昭和五十五年二月二十三日に成年式、平成三年二月二十三日に立太子の礼をあげる。昭和六十一年十月十八日、東宮御所で開催されたスペインのエレナ王女の歓迎レセプションで、同じ月に外交官試験に合格したばかりの小和田雅子と知り合う。お二人の交際は一度途絶えた後、平成四年(一九九二)八月十六日に元外務事務次官・柳谷謙介らの仲介でお二人は再会。御成婚にこぎ着けることとなる。
翌平成五年一月初旬、マスコミが皇太子妃の内定をスクープ。一月十九日に皇室会議で正式に皇太子妃が内定。四月十二日の納采の儀に続き、六月九日にお二人は御成婚し、その後、オープンカーで都内をパレードした。
前後したが、雅子妃はアメリカのハーバード大学経済学部を優秀な成績で卒業。帰国後は東京大学法学部に学士入学をしたという才媛であった。英語の語学力は外務省内でも屈指で、重要な国際会議での下交渉や通訳、現職閣僚と外国の要人との会談の通訳を担当したこともある。
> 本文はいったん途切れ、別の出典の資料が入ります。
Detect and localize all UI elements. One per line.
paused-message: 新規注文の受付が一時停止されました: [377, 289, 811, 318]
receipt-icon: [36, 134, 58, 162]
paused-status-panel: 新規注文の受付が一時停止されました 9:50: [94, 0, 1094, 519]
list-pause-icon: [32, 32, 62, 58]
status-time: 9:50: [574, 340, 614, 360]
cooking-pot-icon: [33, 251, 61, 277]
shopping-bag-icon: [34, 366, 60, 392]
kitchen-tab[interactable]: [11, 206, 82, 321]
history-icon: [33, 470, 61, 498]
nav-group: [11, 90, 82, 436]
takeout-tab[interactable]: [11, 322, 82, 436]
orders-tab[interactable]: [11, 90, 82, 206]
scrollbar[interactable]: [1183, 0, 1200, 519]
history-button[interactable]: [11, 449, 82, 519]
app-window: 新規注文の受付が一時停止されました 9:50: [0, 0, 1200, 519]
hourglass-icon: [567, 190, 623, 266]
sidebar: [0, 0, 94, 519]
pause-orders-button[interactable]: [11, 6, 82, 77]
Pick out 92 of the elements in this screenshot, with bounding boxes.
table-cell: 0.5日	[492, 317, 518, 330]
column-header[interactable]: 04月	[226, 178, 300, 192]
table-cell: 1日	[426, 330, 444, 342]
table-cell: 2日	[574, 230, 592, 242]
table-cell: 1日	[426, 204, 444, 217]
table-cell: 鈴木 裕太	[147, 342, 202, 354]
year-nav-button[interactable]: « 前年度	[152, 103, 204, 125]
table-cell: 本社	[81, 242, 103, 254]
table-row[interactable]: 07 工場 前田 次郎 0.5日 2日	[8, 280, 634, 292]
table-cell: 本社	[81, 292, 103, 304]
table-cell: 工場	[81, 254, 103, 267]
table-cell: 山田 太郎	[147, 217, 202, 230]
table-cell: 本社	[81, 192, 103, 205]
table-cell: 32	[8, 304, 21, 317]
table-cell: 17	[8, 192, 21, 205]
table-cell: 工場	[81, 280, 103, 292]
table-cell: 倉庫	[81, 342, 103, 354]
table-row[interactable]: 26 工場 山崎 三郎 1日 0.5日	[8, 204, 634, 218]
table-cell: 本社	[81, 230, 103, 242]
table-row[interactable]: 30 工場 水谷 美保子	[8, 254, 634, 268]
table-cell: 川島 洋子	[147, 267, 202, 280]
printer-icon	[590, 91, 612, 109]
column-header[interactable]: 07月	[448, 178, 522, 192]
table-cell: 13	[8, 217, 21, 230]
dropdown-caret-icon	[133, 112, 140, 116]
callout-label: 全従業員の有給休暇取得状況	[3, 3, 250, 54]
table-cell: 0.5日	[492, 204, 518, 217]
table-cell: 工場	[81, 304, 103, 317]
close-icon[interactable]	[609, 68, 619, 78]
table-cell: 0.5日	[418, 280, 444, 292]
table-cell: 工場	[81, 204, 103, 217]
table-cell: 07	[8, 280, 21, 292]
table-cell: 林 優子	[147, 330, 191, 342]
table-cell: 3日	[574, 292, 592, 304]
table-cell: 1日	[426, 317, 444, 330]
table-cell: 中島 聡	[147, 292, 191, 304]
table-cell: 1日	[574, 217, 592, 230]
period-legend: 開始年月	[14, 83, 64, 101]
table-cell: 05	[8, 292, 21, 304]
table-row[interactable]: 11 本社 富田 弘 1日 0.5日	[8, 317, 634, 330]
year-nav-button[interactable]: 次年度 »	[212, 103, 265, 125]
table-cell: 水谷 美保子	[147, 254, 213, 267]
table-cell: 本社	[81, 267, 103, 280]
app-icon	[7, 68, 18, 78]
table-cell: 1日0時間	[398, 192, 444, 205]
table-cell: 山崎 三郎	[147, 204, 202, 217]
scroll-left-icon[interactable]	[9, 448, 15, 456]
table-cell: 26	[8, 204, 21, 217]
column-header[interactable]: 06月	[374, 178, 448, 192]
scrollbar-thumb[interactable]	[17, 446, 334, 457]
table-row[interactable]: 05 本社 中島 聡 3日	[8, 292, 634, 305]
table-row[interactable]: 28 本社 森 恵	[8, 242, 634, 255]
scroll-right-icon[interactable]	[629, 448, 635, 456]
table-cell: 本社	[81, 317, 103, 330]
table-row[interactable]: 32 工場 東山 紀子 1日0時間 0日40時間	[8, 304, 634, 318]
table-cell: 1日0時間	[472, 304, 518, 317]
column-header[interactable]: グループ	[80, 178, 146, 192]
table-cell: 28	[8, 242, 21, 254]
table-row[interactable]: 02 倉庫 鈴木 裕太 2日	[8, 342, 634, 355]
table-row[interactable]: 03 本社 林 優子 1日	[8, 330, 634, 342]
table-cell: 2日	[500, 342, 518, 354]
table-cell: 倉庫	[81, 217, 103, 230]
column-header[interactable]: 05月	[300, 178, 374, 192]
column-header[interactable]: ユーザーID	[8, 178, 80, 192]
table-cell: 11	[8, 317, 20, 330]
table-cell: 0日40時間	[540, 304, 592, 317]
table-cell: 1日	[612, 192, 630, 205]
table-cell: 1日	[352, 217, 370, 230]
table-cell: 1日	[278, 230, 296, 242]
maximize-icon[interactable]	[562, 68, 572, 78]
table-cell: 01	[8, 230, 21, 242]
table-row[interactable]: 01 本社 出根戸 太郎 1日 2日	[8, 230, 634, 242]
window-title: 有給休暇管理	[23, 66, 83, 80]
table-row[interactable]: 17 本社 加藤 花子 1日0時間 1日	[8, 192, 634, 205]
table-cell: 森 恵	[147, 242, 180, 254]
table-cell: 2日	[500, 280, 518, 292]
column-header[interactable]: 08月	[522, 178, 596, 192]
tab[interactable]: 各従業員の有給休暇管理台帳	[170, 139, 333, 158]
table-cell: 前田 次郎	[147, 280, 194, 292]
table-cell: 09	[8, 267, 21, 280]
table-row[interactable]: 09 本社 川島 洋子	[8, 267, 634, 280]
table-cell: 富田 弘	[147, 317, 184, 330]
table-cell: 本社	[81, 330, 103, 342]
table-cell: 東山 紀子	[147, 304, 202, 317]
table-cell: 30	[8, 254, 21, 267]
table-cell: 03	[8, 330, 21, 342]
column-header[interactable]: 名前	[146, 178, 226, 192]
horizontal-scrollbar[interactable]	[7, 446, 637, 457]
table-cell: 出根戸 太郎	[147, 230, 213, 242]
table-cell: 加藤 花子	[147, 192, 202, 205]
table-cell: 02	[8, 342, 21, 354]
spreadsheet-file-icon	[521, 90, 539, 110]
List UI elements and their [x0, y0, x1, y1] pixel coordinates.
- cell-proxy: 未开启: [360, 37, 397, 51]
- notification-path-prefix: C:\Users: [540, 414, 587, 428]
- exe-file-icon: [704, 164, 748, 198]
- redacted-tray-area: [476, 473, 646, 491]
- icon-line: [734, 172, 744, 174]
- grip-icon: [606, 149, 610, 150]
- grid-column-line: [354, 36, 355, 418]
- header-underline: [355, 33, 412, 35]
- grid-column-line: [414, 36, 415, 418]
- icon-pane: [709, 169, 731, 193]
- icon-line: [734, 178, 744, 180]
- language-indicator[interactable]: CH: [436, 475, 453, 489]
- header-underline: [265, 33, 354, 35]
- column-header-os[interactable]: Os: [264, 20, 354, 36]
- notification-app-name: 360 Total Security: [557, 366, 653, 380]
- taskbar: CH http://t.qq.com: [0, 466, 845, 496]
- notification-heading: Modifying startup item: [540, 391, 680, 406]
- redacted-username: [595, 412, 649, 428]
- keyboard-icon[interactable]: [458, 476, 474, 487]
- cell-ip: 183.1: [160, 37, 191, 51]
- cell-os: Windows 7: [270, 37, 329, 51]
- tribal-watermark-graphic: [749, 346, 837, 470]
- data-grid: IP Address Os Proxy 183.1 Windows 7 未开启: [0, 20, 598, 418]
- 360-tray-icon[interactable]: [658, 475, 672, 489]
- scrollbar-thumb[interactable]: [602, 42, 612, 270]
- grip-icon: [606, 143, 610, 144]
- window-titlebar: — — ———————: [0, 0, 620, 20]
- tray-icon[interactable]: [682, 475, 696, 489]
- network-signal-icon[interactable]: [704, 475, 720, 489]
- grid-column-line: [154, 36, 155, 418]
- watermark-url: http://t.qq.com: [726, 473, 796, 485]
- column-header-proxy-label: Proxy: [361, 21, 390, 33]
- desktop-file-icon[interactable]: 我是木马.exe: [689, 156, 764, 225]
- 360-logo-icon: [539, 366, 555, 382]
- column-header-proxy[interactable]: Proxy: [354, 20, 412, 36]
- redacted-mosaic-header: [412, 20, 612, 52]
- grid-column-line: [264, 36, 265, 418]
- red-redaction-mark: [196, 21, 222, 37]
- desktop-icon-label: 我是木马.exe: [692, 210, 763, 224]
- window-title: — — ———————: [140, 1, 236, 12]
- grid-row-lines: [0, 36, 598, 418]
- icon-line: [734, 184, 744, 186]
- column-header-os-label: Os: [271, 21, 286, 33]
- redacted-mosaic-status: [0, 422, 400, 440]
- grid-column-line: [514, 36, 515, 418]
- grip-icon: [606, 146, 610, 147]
雅子妃の父は外務省条約局長、事務次官を歴任した小和田恒ヒサシ。恒の父の毅夫タケオは教育者で、恒の兄弟には学者や高級官僚がいる。雅子妃の母・優美子はチッソ社長をつとめた江頭豊と妻・寿々子の長女である。
豊の父・江頭安太郎は海軍中将、寿々子の父・山屋他人は海軍大将で、共に明治天皇、大正天皇に拝謁したことがあった。なお、評論家の江藤淳(本名江頭淳夫)は母の従兄弟である。
平成十三年十二月一日、夫妻に待望の第一子(内親王)が生まれた。
内親王は幼称を敬宮、御名を愛子と命名された。皇太子、雅子妃は平成十四年四月二日などに揃って記者会見を行なった。記者会見では皇太子が進んで育児にとり組んでいることが明らかになった。